Zum Schutz der Aare: Übergangsregelung für KKW Beznau

 

Das Bundesamt für Energie BFE hat eine Übergangsregelung für die Kühlwassereinleitung des Kernkraftwerks Beznau in die Aare erlassen. Damit reagiert das BFE auf den Hitzesommer 2018.

In der Gewässerschutzverordnung ist eine Temperaturlimite von 25°C für Fliessgewässer festgesetzt. Wird diese Temperatur überschritten, hat das Einfluss auf die Kühlwassereinleitung des Kernkraftwerks Beznau und die Leistung der Anlage muss unter Umständen gedrosselt oder heruntergefahren werden. Das Bundesamt für Energie BFE hat hierzu ein Verfahren eröffnet, in dem geprüft wird, ob und wie die Einleitungsbewilligung des Kernkraftwerks angepasst oder neuerteilt wird. Ausserdem hat das BFE am 4. Juli 2019 eine Übergangsregelung für den Sommer 2019 verfügt, die von der KKB-Betreiberin Axpo per sofort umzusetzen ist. Mit dieser Verfügung wird für das KKW Beznau die gesetzlich festgelegte Temperaturlimite grundsätzlich für verbindlich erklärt.

Die Mitteilung des BFE im Wortlaut:

Das Bundesamt für Energie (BFE) hat das Verfahren für eine allfällige Anpassung oder Neuerteilung der Bewilligung für die Kühlwassereinleitung des Kernkraftwerks Beznau eröffnet.

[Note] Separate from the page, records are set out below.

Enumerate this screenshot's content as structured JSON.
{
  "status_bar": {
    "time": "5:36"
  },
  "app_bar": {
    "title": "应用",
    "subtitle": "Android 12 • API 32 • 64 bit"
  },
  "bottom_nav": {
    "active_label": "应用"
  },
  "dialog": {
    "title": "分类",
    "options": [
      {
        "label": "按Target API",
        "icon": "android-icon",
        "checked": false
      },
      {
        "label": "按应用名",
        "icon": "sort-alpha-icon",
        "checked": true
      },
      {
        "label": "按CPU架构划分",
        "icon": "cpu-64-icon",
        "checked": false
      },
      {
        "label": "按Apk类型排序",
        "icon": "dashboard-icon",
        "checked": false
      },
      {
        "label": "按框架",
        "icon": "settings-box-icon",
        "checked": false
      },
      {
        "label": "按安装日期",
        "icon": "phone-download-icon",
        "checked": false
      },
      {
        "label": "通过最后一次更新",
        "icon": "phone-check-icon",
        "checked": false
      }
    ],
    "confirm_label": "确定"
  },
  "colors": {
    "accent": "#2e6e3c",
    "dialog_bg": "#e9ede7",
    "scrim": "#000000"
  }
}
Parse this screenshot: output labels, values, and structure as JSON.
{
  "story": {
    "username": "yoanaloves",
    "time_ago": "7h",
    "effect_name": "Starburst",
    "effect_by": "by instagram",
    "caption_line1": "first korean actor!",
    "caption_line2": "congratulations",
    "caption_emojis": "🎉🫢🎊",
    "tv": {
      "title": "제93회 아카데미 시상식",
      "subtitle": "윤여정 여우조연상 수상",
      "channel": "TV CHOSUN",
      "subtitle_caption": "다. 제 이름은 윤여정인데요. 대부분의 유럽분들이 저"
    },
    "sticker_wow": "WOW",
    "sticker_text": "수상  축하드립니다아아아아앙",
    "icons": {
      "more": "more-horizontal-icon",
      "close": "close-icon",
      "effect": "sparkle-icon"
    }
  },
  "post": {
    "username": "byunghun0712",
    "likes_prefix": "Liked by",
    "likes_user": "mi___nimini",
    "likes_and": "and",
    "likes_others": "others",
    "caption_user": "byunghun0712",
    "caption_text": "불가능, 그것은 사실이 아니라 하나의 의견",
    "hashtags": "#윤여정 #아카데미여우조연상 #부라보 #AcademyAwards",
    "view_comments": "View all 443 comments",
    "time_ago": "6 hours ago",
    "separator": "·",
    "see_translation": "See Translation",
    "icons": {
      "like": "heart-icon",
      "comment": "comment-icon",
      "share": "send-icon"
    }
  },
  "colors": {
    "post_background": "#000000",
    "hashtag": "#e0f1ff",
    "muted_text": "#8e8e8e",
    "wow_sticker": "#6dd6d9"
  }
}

Weiter hat das BFE am 4. Juli 2019 gegenüber der Betreiberin Axpo eine per sofort umzusetzende Übergangsregelung für die Kühlwassereinleitung verfügt (siehe Anhang). Mit dieser Verfügung wird für das Kernkraftwerk Beznau die in der Gewässerschutzverordnung festgelegte Temperaturlimite von 25°C für Fliessgewässer grundsätzlich verbindlich erklärt. Wird diese Temperatur überschritten oder droht überschritten zu werden, muss die Leistung des Kernkraftwerks Beznau stark gedrosselt oder ganz heruntergefahren werden. Im Hitzesommer 2018 hatte die Aare beim Kernkraftwerk Beznau die Temperatur von 25°C während mehrerer Tage teilweise deutlich überschritten. Dies soll mit der Übergangsregelung für den Sommer 2019 verhindert werden. Entsprechend wird einer allfälligen Beschwerde gegen die Verfügung die aufschiebende Wirkung entzogen.

Die heute geltende Einleitungsbewilligung für das Kernkraftwerk Beznau stützt sich auf die Verordnung über Abwassereinleitungen von 1975. 1999 wurde diese Verordnung durch die Gewässerschutzverordnung abgelöst. Diese legt fest, dass bei der Einleitung von Kühlwasser in ein Fliessgewässer die Temperatur desselben 25°C nicht übersteigen darf. Ausnahmen für Kernkraftwerke können dann gewährt werden, wenn sie aus wichtigen Gründen (Reaktorsicherheit, Versorgungssicherheit, Netzstabilität, Verhältnismässigkeit) erforderlich sind.

Verfahren für Anpassung oder Neuerteilung der Einleitungsbewilligung gestartet

Aufgrund dieser neuen rechtlichen Grundlagen muss geprüft werden, ob die bestehende Einleitungsbewilligung für das Kernkraftwerk Beznau angepasst oder durch eine neue Einleitungsbewilligung ersetzt werden muss. Das Bundesamt für Energie (BFE) hat als verfahrensleitende Behörde ein Verfahren eröffnet und die Axpo zur Einreichung der notwendigen Unterlagen aufgefordert.